I find it the custom of Protestants, when they are married by an Archbishop, to present that dignitary with a pair of gloves—theirs being always white kid sewn with gold. I think I shall have a pair of cloth-of-gold chirothecæ made for Abp. Manning, and shall get Burges to design them. I know the Roman ones are often made of spun silk, but you can have them of other stuff, too, can you not?
A relique of St. Margaret of Scotland has been got for me, and I think of having a bust made for it, of silver-gilt; but I have not yet received it and don't know what it is like. I think also of sending to Chur (Choire) for a relique of St. Lucius of Glamorgan (Lleurwg Mawr).[[6]] A propos of Reliques, they have been making wonderful discoveries of the shrine of St. Alban in his abbey.[[7]]

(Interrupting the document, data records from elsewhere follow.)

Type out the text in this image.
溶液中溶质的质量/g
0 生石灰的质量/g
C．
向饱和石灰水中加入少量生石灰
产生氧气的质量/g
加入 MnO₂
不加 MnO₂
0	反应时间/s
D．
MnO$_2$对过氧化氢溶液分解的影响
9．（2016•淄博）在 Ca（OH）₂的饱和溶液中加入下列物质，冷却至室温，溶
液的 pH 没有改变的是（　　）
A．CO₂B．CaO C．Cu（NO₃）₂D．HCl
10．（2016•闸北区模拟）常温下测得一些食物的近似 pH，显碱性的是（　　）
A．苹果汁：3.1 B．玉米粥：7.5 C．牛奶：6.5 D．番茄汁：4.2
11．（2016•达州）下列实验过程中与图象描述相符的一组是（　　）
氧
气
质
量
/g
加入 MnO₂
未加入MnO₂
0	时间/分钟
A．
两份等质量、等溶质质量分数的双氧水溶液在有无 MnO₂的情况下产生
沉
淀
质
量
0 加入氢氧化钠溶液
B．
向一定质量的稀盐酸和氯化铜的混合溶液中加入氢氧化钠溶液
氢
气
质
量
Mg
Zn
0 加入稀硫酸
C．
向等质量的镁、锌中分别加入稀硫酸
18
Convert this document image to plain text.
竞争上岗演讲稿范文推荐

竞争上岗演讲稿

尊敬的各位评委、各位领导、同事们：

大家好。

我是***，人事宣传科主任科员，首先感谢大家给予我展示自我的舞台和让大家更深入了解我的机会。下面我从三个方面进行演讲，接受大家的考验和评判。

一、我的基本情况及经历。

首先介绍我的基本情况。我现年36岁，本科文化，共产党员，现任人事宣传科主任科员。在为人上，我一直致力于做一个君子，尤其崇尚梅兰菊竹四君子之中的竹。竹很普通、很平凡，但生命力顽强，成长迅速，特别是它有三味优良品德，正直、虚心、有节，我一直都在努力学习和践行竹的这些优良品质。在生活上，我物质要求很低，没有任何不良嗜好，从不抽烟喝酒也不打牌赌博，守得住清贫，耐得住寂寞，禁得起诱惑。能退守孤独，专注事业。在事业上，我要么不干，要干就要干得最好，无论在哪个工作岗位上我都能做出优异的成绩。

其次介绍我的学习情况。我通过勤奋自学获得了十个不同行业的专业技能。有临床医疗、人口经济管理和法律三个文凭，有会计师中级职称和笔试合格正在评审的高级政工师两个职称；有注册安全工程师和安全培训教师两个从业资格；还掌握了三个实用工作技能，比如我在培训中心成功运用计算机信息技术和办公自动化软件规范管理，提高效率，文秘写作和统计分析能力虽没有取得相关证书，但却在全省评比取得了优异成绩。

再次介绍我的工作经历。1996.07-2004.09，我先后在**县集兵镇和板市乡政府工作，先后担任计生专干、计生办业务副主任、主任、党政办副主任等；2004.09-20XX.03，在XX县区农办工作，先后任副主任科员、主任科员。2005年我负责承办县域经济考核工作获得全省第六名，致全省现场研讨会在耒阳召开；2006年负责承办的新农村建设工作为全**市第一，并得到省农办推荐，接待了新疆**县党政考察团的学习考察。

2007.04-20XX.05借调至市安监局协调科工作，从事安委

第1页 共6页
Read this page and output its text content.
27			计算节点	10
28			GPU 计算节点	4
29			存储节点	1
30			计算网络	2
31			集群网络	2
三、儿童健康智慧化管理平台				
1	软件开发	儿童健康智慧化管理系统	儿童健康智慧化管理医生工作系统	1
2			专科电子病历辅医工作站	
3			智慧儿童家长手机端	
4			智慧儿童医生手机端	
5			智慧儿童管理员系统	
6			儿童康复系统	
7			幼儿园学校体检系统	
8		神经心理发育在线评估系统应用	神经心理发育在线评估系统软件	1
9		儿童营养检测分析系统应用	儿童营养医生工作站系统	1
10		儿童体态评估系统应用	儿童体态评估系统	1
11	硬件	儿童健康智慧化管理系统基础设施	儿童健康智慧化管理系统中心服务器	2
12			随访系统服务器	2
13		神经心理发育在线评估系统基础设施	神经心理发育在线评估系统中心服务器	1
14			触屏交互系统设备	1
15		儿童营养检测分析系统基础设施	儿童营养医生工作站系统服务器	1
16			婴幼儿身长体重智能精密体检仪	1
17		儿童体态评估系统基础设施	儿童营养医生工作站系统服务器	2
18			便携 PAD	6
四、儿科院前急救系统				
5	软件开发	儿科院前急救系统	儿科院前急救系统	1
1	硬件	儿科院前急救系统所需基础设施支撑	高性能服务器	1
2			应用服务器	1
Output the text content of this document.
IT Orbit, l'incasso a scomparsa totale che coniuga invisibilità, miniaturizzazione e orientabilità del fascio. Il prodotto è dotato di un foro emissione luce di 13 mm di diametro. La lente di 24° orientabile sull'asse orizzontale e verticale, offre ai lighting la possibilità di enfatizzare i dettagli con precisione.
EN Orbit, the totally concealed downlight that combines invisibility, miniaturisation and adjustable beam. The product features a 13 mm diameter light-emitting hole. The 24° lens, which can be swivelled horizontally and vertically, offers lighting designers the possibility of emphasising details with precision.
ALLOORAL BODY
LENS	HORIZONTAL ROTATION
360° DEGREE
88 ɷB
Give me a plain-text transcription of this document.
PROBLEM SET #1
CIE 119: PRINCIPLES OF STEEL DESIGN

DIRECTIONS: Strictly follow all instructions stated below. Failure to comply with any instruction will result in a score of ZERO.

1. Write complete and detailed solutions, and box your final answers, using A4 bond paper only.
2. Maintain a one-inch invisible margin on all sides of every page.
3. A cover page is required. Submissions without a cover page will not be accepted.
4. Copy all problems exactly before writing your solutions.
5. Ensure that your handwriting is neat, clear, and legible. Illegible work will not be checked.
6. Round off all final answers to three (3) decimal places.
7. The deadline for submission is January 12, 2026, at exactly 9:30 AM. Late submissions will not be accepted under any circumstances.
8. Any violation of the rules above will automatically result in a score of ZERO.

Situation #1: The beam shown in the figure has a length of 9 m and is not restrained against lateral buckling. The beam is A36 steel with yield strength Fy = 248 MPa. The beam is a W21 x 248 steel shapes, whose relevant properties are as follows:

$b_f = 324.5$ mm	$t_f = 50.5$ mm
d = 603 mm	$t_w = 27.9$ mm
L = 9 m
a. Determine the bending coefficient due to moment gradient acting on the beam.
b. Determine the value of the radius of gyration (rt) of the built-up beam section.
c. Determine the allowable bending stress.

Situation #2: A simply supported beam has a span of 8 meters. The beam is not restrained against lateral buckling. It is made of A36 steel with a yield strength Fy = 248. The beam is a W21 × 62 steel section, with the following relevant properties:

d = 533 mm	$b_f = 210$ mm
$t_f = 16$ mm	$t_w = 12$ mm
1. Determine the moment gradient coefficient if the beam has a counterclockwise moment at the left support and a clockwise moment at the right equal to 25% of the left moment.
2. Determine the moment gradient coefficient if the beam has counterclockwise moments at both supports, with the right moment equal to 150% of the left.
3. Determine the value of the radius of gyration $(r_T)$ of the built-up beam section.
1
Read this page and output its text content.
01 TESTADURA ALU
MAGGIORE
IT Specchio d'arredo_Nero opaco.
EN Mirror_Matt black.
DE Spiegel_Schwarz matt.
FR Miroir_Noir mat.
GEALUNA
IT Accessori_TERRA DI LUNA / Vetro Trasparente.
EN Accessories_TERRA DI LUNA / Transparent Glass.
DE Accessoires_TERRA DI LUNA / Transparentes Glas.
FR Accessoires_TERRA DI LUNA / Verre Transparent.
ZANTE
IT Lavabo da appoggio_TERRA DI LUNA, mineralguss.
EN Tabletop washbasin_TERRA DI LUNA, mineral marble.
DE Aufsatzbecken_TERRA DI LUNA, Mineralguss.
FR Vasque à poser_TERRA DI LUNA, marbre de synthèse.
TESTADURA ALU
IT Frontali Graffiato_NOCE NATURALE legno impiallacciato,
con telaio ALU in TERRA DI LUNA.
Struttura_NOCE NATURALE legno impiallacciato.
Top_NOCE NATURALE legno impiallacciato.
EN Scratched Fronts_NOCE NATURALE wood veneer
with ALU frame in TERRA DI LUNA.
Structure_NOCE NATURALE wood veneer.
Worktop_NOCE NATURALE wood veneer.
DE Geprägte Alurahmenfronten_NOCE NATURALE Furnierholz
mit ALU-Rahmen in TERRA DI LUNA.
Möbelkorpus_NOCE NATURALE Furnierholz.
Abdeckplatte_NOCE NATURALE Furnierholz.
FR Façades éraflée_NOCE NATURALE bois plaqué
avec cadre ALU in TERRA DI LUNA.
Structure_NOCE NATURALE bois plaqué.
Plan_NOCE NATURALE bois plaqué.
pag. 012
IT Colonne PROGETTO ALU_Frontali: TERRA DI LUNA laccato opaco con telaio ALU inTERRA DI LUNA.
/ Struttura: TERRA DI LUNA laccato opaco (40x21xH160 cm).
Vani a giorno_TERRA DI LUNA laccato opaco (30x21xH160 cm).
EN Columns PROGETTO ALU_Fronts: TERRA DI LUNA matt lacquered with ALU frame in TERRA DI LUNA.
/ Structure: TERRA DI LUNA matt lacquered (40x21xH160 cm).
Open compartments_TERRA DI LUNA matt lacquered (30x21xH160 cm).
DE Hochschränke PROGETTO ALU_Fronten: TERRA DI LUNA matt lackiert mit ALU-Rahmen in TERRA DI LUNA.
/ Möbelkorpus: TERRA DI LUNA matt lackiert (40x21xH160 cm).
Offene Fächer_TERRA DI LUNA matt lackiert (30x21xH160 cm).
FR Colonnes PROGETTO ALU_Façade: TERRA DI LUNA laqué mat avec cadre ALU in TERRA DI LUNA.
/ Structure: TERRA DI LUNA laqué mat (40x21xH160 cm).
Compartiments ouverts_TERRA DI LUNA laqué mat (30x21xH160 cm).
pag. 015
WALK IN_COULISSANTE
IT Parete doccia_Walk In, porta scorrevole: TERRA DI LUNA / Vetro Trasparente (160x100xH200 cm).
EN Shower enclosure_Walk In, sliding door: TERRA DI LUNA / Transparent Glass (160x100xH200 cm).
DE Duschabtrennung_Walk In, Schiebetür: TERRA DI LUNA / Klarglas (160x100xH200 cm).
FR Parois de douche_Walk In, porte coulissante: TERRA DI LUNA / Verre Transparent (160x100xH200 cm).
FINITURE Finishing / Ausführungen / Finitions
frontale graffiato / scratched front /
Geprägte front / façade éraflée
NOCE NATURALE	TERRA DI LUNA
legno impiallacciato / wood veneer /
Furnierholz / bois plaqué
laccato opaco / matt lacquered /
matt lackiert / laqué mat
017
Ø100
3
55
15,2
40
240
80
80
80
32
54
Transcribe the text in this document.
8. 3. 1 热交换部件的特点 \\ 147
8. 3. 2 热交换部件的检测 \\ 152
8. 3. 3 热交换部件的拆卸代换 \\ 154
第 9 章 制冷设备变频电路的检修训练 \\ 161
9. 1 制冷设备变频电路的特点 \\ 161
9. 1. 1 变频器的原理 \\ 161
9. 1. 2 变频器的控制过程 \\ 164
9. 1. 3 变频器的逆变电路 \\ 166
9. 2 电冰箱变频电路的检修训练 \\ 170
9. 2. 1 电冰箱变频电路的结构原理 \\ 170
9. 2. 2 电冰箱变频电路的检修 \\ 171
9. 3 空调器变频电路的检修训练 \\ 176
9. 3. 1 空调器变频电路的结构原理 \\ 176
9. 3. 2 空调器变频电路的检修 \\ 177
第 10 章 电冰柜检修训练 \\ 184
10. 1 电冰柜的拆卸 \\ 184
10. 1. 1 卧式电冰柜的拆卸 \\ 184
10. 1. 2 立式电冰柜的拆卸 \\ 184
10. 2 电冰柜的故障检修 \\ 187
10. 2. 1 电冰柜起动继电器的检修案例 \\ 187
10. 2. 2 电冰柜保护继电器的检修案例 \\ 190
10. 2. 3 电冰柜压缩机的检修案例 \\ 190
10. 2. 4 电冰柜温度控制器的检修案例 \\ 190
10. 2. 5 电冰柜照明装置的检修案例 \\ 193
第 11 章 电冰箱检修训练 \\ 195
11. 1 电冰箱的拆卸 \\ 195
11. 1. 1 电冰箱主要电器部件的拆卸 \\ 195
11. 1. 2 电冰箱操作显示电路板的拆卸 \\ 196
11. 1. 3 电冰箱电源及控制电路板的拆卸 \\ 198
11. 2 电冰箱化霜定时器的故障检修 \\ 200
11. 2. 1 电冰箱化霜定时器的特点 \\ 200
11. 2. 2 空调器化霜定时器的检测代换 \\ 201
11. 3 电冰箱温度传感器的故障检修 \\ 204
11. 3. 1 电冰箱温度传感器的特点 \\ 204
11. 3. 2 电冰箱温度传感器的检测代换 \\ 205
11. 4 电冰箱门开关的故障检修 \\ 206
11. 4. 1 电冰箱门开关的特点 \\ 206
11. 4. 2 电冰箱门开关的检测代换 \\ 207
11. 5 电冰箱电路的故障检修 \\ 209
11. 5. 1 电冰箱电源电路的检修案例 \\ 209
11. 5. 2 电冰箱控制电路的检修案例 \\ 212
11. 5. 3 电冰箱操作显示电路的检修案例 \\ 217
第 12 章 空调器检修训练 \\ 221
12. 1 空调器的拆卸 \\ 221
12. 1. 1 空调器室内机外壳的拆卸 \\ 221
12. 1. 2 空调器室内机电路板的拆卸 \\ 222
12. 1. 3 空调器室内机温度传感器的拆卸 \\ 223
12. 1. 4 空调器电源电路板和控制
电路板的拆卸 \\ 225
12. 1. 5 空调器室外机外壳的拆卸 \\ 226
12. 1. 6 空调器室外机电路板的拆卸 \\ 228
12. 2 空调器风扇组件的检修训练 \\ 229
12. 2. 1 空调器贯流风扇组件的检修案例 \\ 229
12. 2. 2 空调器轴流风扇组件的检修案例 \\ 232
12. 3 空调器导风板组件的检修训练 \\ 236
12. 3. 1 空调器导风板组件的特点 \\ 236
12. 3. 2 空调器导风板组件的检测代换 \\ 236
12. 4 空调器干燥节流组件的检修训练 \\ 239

1872, Reception at Cardiff
Lord and Lady Bute had gone immediately after their marriage to Cardiff, where they received a very cordial welcome, the mayor reading an address to them at the Castle gates. "I assure you," said Bute in his brief reply, "that my wife comes here to-day with a sincere desire to do what is right, and to be of service not to me only, but to all by whom she is surrounded, and among whom her life is to be henceforth spent." It is sufficient to say here that Bute's anticipations of the new happiness that this step would bring into his life were more than justified by the event. "I cannot but thank God, and congratulate myself, on this marriage," he wrote in May, 1872; "and I hope and believe that it will bring me many blessings." A little later he wrote to the same friend:
I have done two good things (besides some foolish ones) since my twenty-first birthday; the first on December 8, 1868, when I was reconciled to the Catholic Church; the second on April 16, 1872, when the same Church blessed my happy marriage. It is a satisfaction to feel that twice in one's life, at any rate, one has done what one is certain never to repent of nor to regret. Do you not agree with me?
Bute's marriage brought him into intimate relations, and indeed some degree of kinship, with some of the ancient Catholic families of England, of whom he had up to that time known very little. Profoundly interested as he always was in every phase of religious belief and practice, he welcomed the opportunity now afforded him of witnessing a traditionally religious life as unostentatious as it was obviously sincere, and contrasting alike with the austere Puritanism of his childish days and the fussy restlessness which was the chief characteristic of the earlier adherents of the advanced school of Anglicanism. Writing of some Catholics of the old school, to whose country home he and his wife had been paying a visit, he says:
They have edifying habits of piety, but of a very Low Church type—the school of "Hymns Antient and Modern without the Appendix," red baize boxes in galleries, family prayers and daily Mass in the most unadorned of private chapels, and an absolute minimum of ritual. You will understand that the unassuming simplicity of it all appeals to a person like me—especially when I see the goodness that accompanies it. But some of our "advanced" Anglican friends would stare if they saw the good old-fashioned practices which prevail in old Catholic circles. I only wish they could.
1873, Old English Catholic homes
A visit to Arundel Castle in the year following his marriage gave him evident pleasure; and a letter thence gives a pleasant glimpse of the home circle in that historic Catholic home:
The party here is an entirely family one;[[8]] and Whitsuntide and the Month of Mary [May] add by a shade to the amount of church-going, which is considerable here always: for, as you know, they are a very devout as well as a very merry and very nice family. I am rather looking forward to the procession of the Blessed Sacrament on Sunday week for Corpus Christi. The "Fête-Dieu" in the streets of an English country town will be rather an experience.